We get a rather substantial winter break at SUNY Brockport, and I often use this time to do something “different”. This year, I wanted to explore image generation using AI (since everything AI is all the rage right now). Furthermore, I upgraded my computer recently and purchased a high(er) end graphics card. I got to thinking that running AI generation software locally might be a good test of my system, but needed a project. Then, I found this in my inbox:
I tend not to trust NY Times emails (if you trust blocked content, then any ads in the email are shown; however if I go directly to the website, my adblockers do their job). What is interesting is that the alt text for the image seems very AI-like. I wonder why a company focused on writing words needs to use an AI to generate a caption for an image they created (hopefully that is the case). It got me thinking: if they used AI to generate this caption, I would like to see what AI does with those words as a prompt to generate images.
I would not say that getting my computer set up for image generation was trivial; however, the documentation at huggingface has been extremely helpful with clear and concise examples. Knowing a bit of python – and knowing that ChatGPT can generate the code I don’t know, has made creating a simple locally-driven image generation app fairly straightforward.
Anyway, on to the results. I took the caption above and used that to prompt some image generation models. There are a bunch out there, including stable diffusion, open journey, and open dalle. I’ve got a version of each stored locally, and here’s what they came up with.
PROMPT: An illustration of a silhouetted cut out of a woman from the shoulders up on a wooden surface. Through the negative space of the woman we see blue sky with white daisies and green leaves flowing in a circular pattern.
The first up is stable diffusion, which is relatively quick on my computer, generating the four examples above in about 30 seconds. It seems to get the silhouette, white daises, and circular pattern correct and wooden surface, but is not consistent on the “from the shoulders up” and doesn’t do much with the “green leaves”. None of these images seem to be something that NYTimes would publish. Note, at the time of this writing, I haven’t looked at the actual image. I’m going to wait to do that until after AI has generated the images.
Next up is open journey, which has a very hard time with the wood portion of the prompt. Like stable diffusion, it is inconsistent with the “from the shoulders up” portion as well. Blue sky seems to be interpreted as blue hair in one case. We don’t even have circular patterns in all four cases. Flowers seem to be consistent.
Last up is open dalle, which in my opinion generates the most stunning results. It is also the most processor-intensive of the three, requiring about five minutes to generate the grid of 4 images. I am impressed by the presence of wooden surfaces in all four and this model seems to be the only one to consistently interpret “from the shoulders up”. We still see some blue hair. None of these examples have what I might consider as “negative space”. Stable diffusion created two (the two right-hand side examples) and open journey created one (upper right).
So now the great reveal – here is the actual image. I suspect this is more suspenseful for me than my loyal readers.

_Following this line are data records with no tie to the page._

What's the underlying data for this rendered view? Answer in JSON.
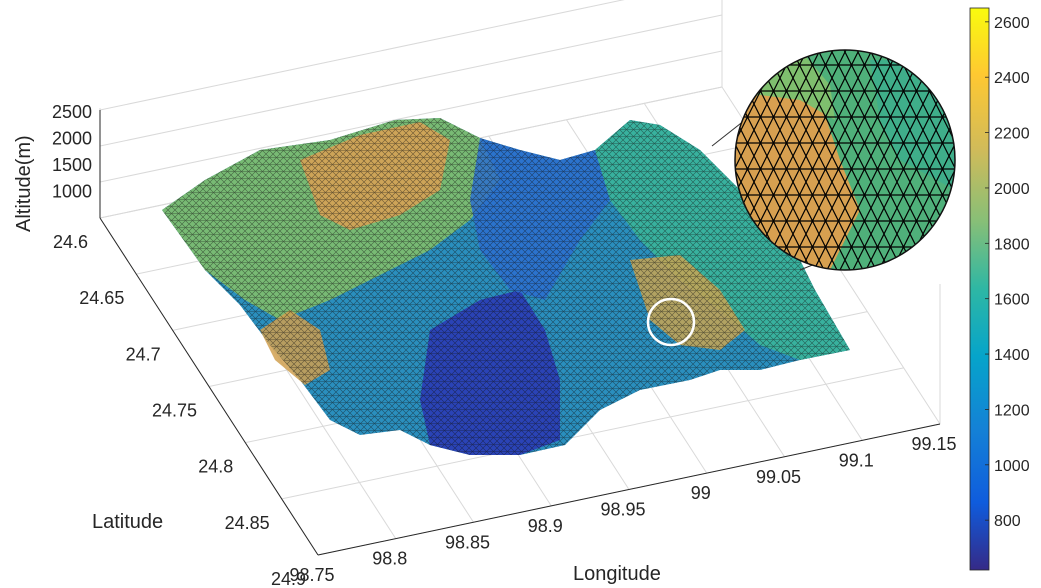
{
  "chart_data": {
    "type": "surface",
    "title": "",
    "xlabel": "Longitude",
    "ylabel": "Latitude",
    "zlabel": "Altitude(m)",
    "x_ticks": [
      "98.75",
      "98.8",
      "98.85",
      "98.9",
      "98.95",
      "99",
      "99.05",
      "99.1",
      "99.15"
    ],
    "y_ticks": [
      "24.6",
      "24.65",
      "24.7",
      "24.75",
      "24.8",
      "24.85",
      "24.9"
    ],
    "z_ticks": [
      "1000",
      "1500",
      "2000",
      "2500"
    ],
    "xlim": [
      98.75,
      99.15
    ],
    "ylim": [
      24.6,
      24.9
    ],
    "zlim": [
      500,
      2500
    ],
    "colorbar": {
      "ticks": [
        "800",
        "1000",
        "1200",
        "1400",
        "1600",
        "1800",
        "2000",
        "2200",
        "2400",
        "2600"
      ],
      "range": [
        620,
        2650
      ],
      "colormap": "parula"
    },
    "mesh": "triangulated",
    "grid": true,
    "annotations": [
      "circled region near (99.0, 24.7) shown magnified in inset"
    ]
  }
}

First, let me credit Sean Dong for the image. Second, let me say that all three AI models did a pretty poor job at turning the (most likely AI generated) prompt back into an image. Granted, I am using publicly available models and I don’t know what they’ve been trained on (although there’s a better chance of learning that than with the commercial models). AI had a really hard time with the concept of “negative space” and none of them adequately represent the flowers and sky within the negative space.
This little exercise gets me thinking about what would happen if I run the create an image/create a prompt cycle for multiple iterations and see what happens to the image. Does it converge on a consistent image/prompt combination or blow up and go in some bizarre direction? I’ve got another week before having to think about classes, so perhaps I’ll find out.
An interesting experiment.
The kind of thing that will keep your interest even once the semester starts, I expect. Good luck with it.
Hey Bob—I know you are a Mathematica head….
You can do Dall-E-3 image generation from within Mathematica 13.3+
https://jschrier.github.io/blog/2023/11/24/Dall-E-3-image-generation-in-Mathematica.html
I have a few various experimentations of working with this programmatically, e.g., having gpt-4 generate text descriptions and then turning them into images, which might give you some ideas
https://jschrier.github.io/blog/tag/dall-e-3
(and of course, if you want to run locally: https://resources.wolframcloud.com/FunctionRepository/resources/StableDiffusionSynthesize/
Very cool – I’ve been out of the loop with respect to new Mathematica features.